Anne Diamond reveals she is being treated for breast cancer

GB News presenter Anne Diamond says she is suffering from breast cancer.

In a moving interview with Dan Wootton the legendary broadcaster said she received the diagnosis on the same day she learned she was to receive an OBE.

Anne, 68, has been off air for almost six months and has undergone a double mastectomy.

But Anne will return to GB News on Saturday to host Breakfast with Stephen Dixon.

Speaking to GB News she told Dan Wootton: “I haven’t been on a world cruise, which is what I know social media has been saying, ‘oh, she’s gone on one of her cruises’, because I’m well known now for loving cruises. It hasn’t been a world cruise.

“It’s been a fight against breast cancer. That’s what it’s been. It’s been a long journey. And five months later, I’m still not at the end of the journey, but I’m through it enough to come back to work.”

Anne learned the devastating news on the same morning saying she was told via email that she had been awarded her an OBE for her campaigning on cot deaths.

Anne said: “It was a wonderful moment and that was like 9.30 in the morning. But I knew then, because I’d already seen my GP, that I had to go to a breast cancer screening thing later in the morning. I thought I would just go for a mammogram, and a couple of tests and I’d be free in an hour.

“I spent the entire morning at my local hospital where they did everything, biopsies, X-rays, CT scans, a couple of mammograms, everything, and by lunchtime I was still there. And a lovely lady came with a lanyard around her neck that said MacMillan Cancer Care and I knew then it was serious.”

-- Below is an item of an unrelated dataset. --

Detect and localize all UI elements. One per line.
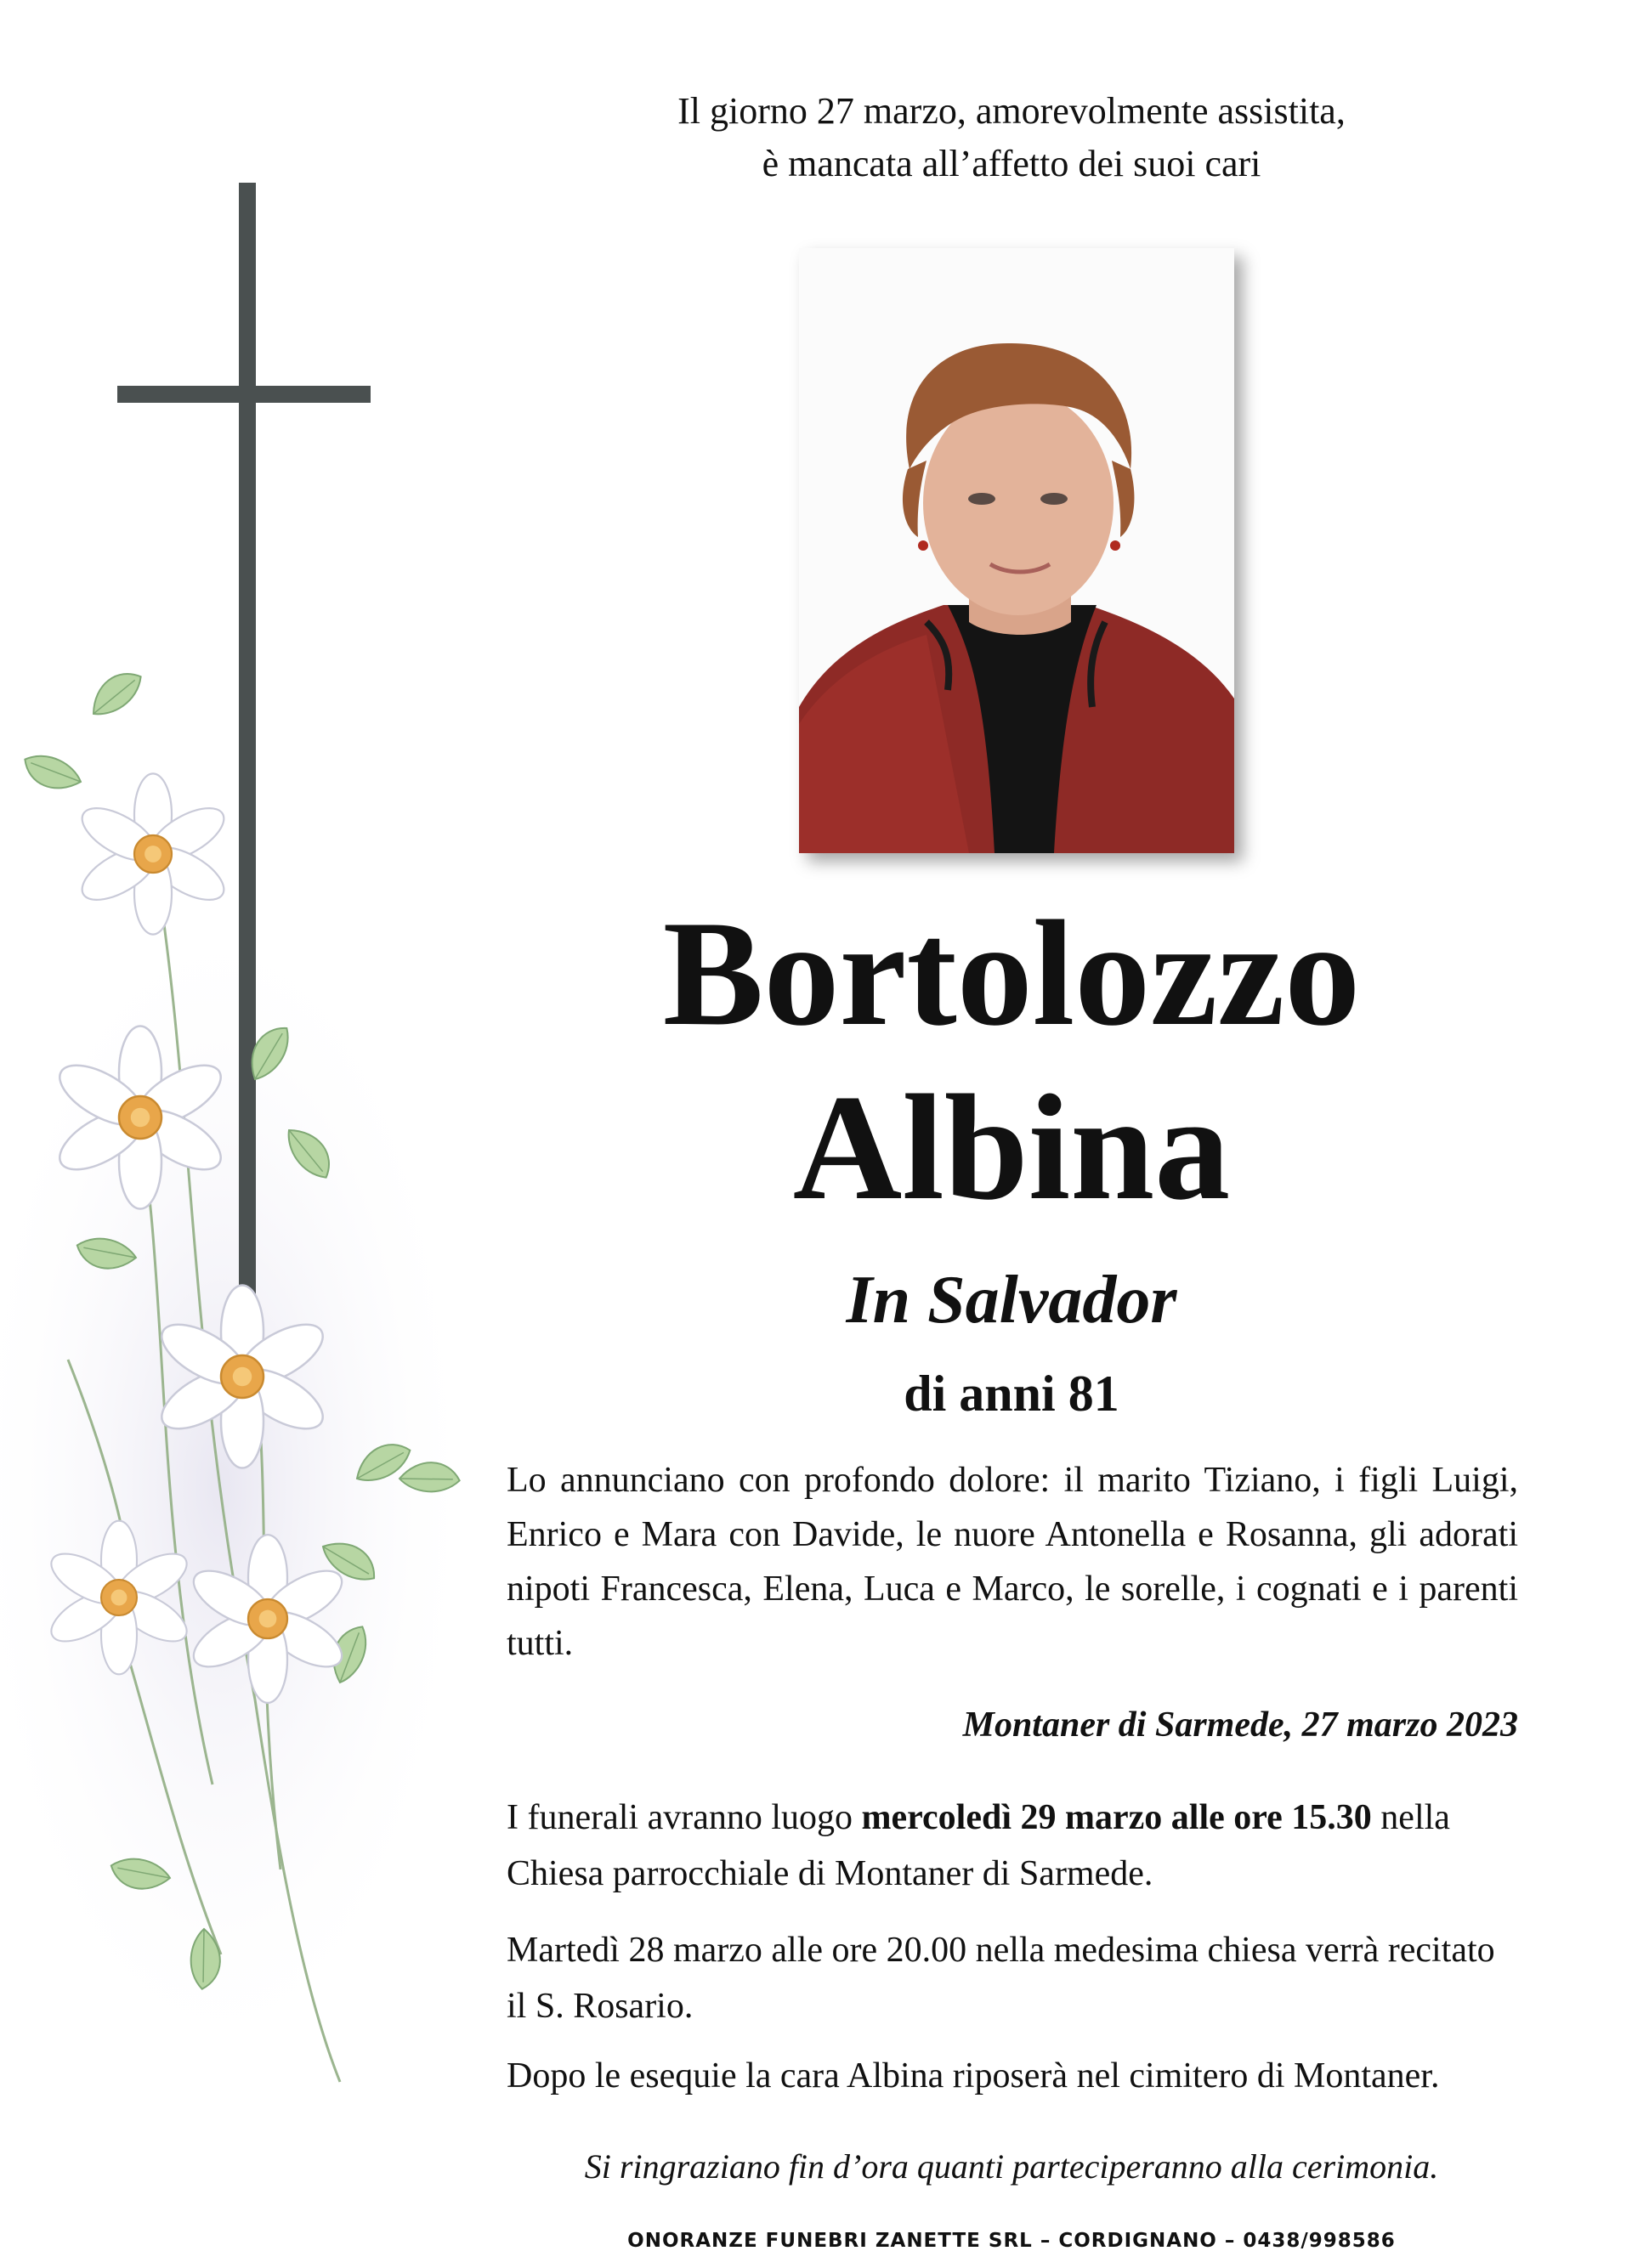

She added: “I don’t have any advice for people because I’m still going through it. But I’m well enough to return to work. I had the full works, the full mastectomy. God, this is the first time I’ve talked about it, so it’s quite difficult but I’ve had the full works. The first operation I had was nine hours long.

“I don’t remember it. I was in and out like that, but nine hours of removal and rebuild, that took a lot of getting over and then I had an operation later where they took out lymph nodes as well, just to make sure they can trace the travel, if the cancer has travelled at all to the rest of the body. Luckily I don’t think it did.

“I’ve had a load of radiotherapy, which I found very hard too. So it’s been a journey, but I’m not pretending for a minute that I am extraordinary, because I am fully aware that a quarter of women in this country are going through what I’ve just gone through and I don’t have any advice to give. I only have empathy.”